With no sightseeing plans of their own, we decided to make a day of it with Penny and Stuart, taking along a picnic and bar-b-que essentials. But before “play” we had to do a bit of work. After nearly 2 weeks of rain both the garden and pool looked like a swampy jungle.
However, with the Lewis man & womanpower on hand, all was soon back in tidy order. Soon thereafter, both Penny and Stuart were able to relax. Here’s Penny swinging away….
When it comes to gardening, I’m fairly ignorant. Oh how I wish I’d paid more attention when my grandmother, or bio-mother, aunts, and mothers of close friends dragged me around their gardens when a child and teenager. However, back then (and let’s face it even now) my attention span was and is typically short.
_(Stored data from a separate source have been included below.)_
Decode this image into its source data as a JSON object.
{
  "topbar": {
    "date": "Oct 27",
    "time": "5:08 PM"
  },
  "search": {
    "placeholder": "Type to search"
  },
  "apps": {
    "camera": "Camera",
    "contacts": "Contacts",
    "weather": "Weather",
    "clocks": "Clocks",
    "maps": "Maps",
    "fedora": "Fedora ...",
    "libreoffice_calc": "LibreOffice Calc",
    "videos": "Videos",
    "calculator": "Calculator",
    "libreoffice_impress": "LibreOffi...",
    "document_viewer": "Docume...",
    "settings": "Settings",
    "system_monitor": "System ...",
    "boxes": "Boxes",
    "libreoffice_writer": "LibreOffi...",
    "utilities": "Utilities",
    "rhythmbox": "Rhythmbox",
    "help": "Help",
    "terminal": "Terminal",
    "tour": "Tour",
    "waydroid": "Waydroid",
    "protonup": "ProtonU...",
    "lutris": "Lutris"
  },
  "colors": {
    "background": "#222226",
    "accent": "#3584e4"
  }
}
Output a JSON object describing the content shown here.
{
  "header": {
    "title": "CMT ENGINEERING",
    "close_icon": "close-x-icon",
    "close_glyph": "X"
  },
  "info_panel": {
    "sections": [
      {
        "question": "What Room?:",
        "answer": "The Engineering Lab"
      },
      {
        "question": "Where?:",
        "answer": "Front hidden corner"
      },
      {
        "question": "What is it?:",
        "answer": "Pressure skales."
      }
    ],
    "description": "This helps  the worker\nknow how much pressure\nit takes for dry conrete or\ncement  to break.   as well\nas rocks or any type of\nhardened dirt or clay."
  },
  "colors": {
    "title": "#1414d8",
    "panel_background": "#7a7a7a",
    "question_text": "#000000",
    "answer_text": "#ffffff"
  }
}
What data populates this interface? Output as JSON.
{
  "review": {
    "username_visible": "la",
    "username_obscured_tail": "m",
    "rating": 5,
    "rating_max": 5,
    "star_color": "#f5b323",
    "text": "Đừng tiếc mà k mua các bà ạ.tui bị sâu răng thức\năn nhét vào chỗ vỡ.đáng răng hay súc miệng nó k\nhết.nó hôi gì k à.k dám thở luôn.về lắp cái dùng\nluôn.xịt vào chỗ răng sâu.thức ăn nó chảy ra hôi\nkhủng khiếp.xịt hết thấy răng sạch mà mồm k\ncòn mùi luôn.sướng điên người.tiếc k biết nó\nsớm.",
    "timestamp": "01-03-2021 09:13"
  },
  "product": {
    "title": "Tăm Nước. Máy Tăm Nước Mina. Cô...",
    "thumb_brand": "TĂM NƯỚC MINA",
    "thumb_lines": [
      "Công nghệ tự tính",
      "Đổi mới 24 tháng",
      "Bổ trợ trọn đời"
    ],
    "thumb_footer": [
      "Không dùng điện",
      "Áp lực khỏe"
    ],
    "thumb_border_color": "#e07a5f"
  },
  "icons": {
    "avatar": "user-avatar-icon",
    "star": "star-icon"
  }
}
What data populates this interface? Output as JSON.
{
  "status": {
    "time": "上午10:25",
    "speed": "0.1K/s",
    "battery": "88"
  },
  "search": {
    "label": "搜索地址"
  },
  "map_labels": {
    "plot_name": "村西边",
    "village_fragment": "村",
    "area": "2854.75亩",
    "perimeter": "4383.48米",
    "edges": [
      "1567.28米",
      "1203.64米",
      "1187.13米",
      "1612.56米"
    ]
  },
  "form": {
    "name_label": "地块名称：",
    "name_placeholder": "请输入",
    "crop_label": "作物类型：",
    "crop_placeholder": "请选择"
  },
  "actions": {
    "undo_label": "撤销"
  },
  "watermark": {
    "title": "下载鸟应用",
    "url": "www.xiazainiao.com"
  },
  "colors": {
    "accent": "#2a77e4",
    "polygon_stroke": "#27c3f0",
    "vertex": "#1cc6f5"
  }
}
But now with “The Folly Garden” as my BIG new project, I feel extremely fortunate to have friends and family who are blessed with extra green thumbs and a wealth of plant knowledge.
Before leaving on les vacances, Dominique suggested that I take photos of all the flowering plants in her garden that I liked. This is a great idea, giving me a good idea of what plants grow well in our mountain valley. This is also very clever thinking, because typically I’d be tempted in my ignorance to plant what I grew up with, like azaleas, camellias and the like. All of which apparently do not grow well in our soil and climate.
Dominique’s plan is to label all the plants on the photos with the names of each plant. I’ll add these to the garden landscape drawing. Meanwhile, Dominique will then take cuttings or collect seeds which she’ll provide for our garden this summer or next year.
The ability to propagate plants on your own has got to be one of nature’s greatest gifts. No need to spend a fortune at the garden center when you have friends and neighbours with gardens bursting with a stunning array of plants, shrubs and even trees. To which point, Dominique must have swiped at least a dozen baby palm and other trees from The Folly’s wall garden. I had not a clue what was growing in the masses of greenery, but real gardeners have a keen eye!
Meanwhile, my job is to prepare the garden beds at The Folly this summer. This is proving frustrating as we can do nothing to the gardens until after our digger/landscape builder finishes his work in all the grounds. No point planting anything if it will only get dug up by a 6 ton JCB digger! Have you seen those huge machines in action? Talk about mass destruction!
Hopefully, by the end of the year we will have the makings of a garden which in a few years will equal Dominique’s tres beau jardin.